A wave of attacks killed six US troops and at least a dozen civilians in Afghanistan’s volatile south and east, as US reinforcements moving into Taliban-dominated areas face up to the fierce resistance they expected.
Increased US-led military operations in the southern province of Kandahar are aimed at trying to break the Taliban’s grip where they are strongest by delivering security and government services to win over Afghan people.
PHOTO: EPA
The hope is once the tide begins to turn, more control can be handed to Afghan forces without fear the Taliban might again seize power, bring back its harsh interpretation of Islamic law and resume sheltering al-Qaeda terrorist leaders. Then US troops could begin withdrawing next July, in line with a timeline set by US President Barack Obama.
Senior US military officers have warned, however, the fight in the Taliban’s spiritual birthplace would lead to a rise in casualties for troops. Last month was the deadliest month of the nearly nine-year-old war, and this month has kept pace.

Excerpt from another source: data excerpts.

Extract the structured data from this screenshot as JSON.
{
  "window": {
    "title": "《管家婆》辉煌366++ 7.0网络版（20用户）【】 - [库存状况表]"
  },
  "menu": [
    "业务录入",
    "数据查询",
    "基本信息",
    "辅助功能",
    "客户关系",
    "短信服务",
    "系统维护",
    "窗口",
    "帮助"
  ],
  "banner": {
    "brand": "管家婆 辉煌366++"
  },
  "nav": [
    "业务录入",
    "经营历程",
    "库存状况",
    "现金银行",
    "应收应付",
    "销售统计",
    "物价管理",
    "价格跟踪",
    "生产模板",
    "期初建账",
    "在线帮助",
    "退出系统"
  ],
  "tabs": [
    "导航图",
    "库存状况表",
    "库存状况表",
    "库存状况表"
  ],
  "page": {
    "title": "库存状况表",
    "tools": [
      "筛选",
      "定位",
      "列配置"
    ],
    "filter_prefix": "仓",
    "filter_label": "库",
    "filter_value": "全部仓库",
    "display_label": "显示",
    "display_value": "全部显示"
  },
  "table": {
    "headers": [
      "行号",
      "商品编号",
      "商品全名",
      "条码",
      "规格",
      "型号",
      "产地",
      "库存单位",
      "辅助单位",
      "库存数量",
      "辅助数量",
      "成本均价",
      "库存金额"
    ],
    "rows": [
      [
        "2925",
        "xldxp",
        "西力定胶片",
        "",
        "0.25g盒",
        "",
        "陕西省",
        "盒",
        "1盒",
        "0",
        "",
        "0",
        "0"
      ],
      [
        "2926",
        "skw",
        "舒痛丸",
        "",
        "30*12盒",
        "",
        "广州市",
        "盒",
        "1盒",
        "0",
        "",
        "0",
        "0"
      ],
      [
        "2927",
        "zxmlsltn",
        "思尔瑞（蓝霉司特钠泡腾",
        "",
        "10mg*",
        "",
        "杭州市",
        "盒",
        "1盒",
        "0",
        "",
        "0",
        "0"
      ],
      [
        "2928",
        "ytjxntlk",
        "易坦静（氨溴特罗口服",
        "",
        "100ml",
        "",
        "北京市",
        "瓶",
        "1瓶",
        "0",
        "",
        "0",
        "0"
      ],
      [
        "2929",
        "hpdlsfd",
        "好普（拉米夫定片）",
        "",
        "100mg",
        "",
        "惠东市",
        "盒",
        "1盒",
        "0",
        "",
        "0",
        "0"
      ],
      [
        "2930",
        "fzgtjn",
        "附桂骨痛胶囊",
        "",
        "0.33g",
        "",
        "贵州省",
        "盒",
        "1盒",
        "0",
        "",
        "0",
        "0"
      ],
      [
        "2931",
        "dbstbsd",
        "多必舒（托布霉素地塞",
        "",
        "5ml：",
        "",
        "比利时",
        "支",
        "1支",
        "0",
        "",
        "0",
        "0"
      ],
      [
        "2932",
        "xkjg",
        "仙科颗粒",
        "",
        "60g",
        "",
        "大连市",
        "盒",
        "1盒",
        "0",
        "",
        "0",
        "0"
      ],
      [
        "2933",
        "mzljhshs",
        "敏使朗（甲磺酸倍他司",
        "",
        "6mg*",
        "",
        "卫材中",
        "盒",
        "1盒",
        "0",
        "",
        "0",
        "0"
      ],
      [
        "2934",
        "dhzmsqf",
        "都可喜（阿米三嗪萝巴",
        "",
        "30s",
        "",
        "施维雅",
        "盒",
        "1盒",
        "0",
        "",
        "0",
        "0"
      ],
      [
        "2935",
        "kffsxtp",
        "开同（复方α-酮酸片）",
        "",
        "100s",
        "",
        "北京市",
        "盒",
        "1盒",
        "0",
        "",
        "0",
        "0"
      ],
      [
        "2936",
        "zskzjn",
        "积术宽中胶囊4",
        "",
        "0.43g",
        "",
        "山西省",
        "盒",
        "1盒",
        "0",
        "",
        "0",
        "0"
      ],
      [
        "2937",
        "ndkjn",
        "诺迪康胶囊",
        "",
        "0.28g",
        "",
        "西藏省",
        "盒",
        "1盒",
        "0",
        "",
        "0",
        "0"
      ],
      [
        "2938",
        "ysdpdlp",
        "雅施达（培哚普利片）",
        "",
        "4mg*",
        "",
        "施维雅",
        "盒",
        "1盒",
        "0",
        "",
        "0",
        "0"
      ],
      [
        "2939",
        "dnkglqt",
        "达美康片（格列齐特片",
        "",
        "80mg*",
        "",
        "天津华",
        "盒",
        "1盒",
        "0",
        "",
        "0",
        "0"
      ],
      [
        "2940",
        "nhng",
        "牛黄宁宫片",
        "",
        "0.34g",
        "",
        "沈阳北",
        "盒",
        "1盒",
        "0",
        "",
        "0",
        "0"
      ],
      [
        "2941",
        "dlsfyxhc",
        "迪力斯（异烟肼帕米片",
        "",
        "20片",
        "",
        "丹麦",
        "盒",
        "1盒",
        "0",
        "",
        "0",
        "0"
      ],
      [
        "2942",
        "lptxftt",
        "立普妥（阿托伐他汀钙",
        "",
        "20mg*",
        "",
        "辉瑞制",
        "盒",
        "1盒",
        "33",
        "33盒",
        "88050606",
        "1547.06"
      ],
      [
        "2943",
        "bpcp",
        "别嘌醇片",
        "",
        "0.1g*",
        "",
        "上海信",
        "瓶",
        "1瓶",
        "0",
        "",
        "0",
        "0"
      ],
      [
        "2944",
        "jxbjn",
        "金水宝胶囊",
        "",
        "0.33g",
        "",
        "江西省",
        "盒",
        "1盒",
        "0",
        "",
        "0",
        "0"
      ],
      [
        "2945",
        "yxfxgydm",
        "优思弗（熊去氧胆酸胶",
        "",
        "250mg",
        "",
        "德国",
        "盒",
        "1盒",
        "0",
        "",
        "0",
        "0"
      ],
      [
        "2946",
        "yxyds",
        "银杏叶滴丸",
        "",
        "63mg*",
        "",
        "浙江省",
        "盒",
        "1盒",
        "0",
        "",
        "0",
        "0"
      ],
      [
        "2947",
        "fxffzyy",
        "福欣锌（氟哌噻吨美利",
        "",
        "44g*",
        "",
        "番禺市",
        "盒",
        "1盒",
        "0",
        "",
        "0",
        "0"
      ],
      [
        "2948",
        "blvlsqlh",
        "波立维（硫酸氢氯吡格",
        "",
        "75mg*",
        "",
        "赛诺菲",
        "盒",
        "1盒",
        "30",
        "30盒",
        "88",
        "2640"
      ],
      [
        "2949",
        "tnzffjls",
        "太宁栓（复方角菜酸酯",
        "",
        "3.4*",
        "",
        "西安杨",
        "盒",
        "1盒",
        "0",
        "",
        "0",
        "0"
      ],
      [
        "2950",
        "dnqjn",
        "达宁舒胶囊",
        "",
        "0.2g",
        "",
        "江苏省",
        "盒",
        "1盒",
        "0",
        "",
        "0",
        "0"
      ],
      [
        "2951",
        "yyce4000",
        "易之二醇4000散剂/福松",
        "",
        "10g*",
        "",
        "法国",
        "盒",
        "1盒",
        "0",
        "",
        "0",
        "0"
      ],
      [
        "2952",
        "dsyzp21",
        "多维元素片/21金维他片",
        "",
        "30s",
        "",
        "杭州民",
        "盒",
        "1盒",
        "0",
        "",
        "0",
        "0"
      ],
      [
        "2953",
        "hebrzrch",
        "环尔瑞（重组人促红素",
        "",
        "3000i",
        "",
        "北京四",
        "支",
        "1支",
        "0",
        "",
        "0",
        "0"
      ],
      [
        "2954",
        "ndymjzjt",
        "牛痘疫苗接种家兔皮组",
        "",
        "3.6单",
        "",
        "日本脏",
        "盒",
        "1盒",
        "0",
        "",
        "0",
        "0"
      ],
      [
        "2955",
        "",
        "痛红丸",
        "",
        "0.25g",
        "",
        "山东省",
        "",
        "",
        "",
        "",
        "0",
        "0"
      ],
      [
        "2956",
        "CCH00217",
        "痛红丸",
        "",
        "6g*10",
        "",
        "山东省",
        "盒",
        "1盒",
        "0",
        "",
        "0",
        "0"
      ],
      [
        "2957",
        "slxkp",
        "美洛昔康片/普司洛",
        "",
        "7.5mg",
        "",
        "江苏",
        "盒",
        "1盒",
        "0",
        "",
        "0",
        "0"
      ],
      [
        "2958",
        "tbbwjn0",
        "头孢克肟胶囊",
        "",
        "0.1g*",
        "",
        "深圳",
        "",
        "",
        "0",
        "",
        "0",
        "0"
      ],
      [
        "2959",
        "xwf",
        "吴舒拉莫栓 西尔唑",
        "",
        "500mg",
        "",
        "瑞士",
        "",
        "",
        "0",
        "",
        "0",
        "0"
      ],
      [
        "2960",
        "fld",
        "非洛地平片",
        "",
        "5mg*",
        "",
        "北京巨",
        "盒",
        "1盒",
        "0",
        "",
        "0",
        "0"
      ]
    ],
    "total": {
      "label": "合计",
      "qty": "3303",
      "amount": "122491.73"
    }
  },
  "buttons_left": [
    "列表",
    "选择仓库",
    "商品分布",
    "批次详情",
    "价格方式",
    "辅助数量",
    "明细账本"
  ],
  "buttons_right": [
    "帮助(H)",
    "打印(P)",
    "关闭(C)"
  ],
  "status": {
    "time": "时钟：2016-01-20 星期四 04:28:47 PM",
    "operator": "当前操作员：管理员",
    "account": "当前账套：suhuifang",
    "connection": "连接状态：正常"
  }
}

On Saturday, two US troops died in the south in separate roadside bombings. In Kandahar city, a remote-controlled bomb on a motorcycle exploded, setting cars ablaze and shattering windows at a popular shopping center. The provincial government said one passer-by was also killed.
Other US service members died in the east: One as a result of small-arms fire, another by a roadside bomb, a third during an insurgent attack and the last in an accidental explosion.
Their deaths raised to 23 the number of US troops killed so far this month. Last month, 103 international troops died, 60 of them from the US.
In Saturday’s deadliest attack, eastern border province of Paktia, unidentified gunmen killed 11 Pakistanis who had crossed into Afghanistan to buy supplies, according to Rohullah Samon, spokesman for the provincial governor.
Samon said 11 Shiite minority Muslim tribesmen died and three people, including a child, were wounded in the ambush of their minibus in Chamkani district.
In other developments, a district governor and 11 policemen have been killed in Taliban attacks, authorities said yesterday.
Six border police officers were killed when rebels stormed their post on the Tajikistan border in Kunduz Province late on Saturday, local official Mohammad Ayoub said.
The attack was “facilitated by two policemen linked to the Taliban,” he said.
In neighboring Qala-i-Zal district, rebels killed the district chief on Saturday using a remote-controlled bomb, a local government spokesman said.
In the remote northeastern province of Badakhshan, another Taliban bomb on Saturday killed five police officers while on patrol, the interior ministry said in a separate statement.